No Matter Who We Voted For, We Are Are All Better Than This Election
This time last week I was transcribing a Civil War Wagner letter as fast as I could so that I could meet my column deadline and go vote for the first woman president of the United States of America. I was really excited that 240 years into this game (America, not the column…although it feels that way sometimes) we might get a Momma in charge of this whole shebang. I was not nearly as excited as my six year-old apparently.
He inexplicably wore a very nice collared button up shirt to go vote. I thought he was just supporting democracy, the pride of our nation. But I realized that wasn’t entirely the case after we voted and were headed back to the car when he said “That’s voting? That’s it? That was so short. And where the hell is Hillary?!” Apparently he didn’t get dressed up to celebrate his greatest right as a United States citizen, but only because he thought he was going to meet a lady. He’s such a Bill Clinton, that little one.
I told him that Hillary was too busy to come to the Casey Jones Museum that day and maybe he would be better off voting for Trump with that potty mouth. My other son, in true oldest sibling form, scoffed at him saying,”Oh my gosh, you thought you were gonna meet Hillary? There is no way in the world she would ever ever not ever for even a single little second EVER come to this super tiny town in the middle of nowhere.” I told him to chill out on dissing on Water Valley so hard just because it’s small and jokingly told my ardent Bernie supporting sons they must have secret Trumps hidden deep down inside.
And then I woke up the next morning. And realized it wasn’t my sons that had secret Trumps hidden deep down inside. It was the entire rest of the country.
Now, I’m gonna stop right here and say this: I love you all. I love my readers, I love my closest friends who voted for Trump because I know they truly struggled with it. We’ve talked openly about it many times. And I love my friends and family who voted for Trump who didn’t struggle with it. I love my kids’ friends parent who I see at ballgames and on Facebook who voted for Trump.
I know y’all are good and kind and decent people and I’m so glad I know you all, you make my life better. I know your human experience led you to that vote just as mine led me to mine. It’s a lot to ask a person to sum up their entire life of experiences into one tiny circle on a piece of paper on a Tuesday morning.
Here is what I think is hardest for me, personally, to understand. As a kid who grew up in a non-religious family in extremely religious west Georgia, I have been absolutely lambasted my entire living life about morality.
Which is okay! I like morality. The 10 Commandments pretty much nailed it. With the exception of it coming off sounding kinda bossy and some wording issues about wives being property, it’s a slam dunk.
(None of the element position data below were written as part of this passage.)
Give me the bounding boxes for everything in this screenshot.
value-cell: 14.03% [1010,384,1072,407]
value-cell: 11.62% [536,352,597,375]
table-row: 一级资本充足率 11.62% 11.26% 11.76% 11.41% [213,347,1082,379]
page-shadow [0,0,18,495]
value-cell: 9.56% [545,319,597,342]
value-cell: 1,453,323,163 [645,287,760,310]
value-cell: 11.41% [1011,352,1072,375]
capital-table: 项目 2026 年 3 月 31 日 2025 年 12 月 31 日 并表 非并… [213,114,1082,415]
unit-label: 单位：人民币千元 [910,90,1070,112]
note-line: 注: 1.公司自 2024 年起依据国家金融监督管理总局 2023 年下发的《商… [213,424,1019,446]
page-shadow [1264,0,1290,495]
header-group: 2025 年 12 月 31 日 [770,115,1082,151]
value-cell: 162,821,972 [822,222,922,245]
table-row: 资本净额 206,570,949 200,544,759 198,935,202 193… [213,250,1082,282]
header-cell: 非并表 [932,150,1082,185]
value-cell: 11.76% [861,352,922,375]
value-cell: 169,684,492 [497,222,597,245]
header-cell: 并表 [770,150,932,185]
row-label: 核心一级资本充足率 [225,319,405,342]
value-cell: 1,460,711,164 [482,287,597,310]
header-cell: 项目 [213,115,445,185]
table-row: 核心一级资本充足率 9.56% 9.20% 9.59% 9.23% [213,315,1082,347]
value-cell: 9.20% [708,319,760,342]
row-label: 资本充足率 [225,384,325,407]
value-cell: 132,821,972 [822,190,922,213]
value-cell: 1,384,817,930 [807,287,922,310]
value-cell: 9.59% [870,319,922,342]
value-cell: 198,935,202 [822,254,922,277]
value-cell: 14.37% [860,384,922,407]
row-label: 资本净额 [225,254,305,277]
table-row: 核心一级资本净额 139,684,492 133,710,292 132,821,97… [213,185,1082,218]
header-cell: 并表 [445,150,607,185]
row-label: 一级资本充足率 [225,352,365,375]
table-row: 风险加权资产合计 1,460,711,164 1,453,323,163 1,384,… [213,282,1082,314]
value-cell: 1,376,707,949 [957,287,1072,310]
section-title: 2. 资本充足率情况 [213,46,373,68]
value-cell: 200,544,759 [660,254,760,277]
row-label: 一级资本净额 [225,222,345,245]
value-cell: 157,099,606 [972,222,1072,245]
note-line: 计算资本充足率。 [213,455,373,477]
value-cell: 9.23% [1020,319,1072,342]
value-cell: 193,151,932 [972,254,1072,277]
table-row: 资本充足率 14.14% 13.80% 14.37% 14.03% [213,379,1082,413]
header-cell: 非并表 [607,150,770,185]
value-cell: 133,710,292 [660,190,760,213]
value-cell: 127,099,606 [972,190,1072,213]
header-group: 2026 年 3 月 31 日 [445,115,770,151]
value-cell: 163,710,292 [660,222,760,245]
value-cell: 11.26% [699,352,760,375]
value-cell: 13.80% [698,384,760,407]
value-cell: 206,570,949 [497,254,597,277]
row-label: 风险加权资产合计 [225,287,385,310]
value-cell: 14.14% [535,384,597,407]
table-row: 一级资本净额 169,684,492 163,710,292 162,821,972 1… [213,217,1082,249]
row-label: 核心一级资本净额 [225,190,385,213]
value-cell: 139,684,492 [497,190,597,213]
But there are all these other little inter-scufflings and self-made nuances in religion that take over the big picture. It may be difficult for some to see when they are in it, but from the “outside” (or as outside of the church as any person who is raised in the South can be) it’s all-encompassing and mystifying.
And despite not being a part of any church we, the “outside,” have to answer to it in a very real way on a daily basis even though it ain’t our thing. And we, because we love our friends and family, for the most part politely oblige with only the occasional softly-treaded shake up.
So I can not understand how the man who exhibits all the qualities that Jesus does not, could win this. I would think maybe it was the abortion issue. I think he really got people on his side when he graphically described an apparent late-term abortion procedure in that debate (which actually just sounded a whole lot like my c-sections) but Trump is pro-choice and has been for years so it’s not that.
It’s other stuff. I’m scared of what that other stuff is. And my friends and family who elected him don’t have that other stuff in them. They are not like him. They are better than him.
All this to say, no matter who we voted for, we are all better than this election. Our lives mean more than our votes for them, whether we are sitting in the top of Trump Tower eating a taco salad on Cinco de Mayo and grinning sarcastically out to Twitter-nation or risking our only God-given life to cross a desert river under gun fire in the dead of night for the chance to pick fruit for pennies. There will always be the desperate, downtrodden and needy. One day it may be you. Maybe it is you now. We are not losers. Not a single solitary one of us.
“There are heroes in the seaweed. There are children in the morning. They are leaning out for love and they will lean that way forever.”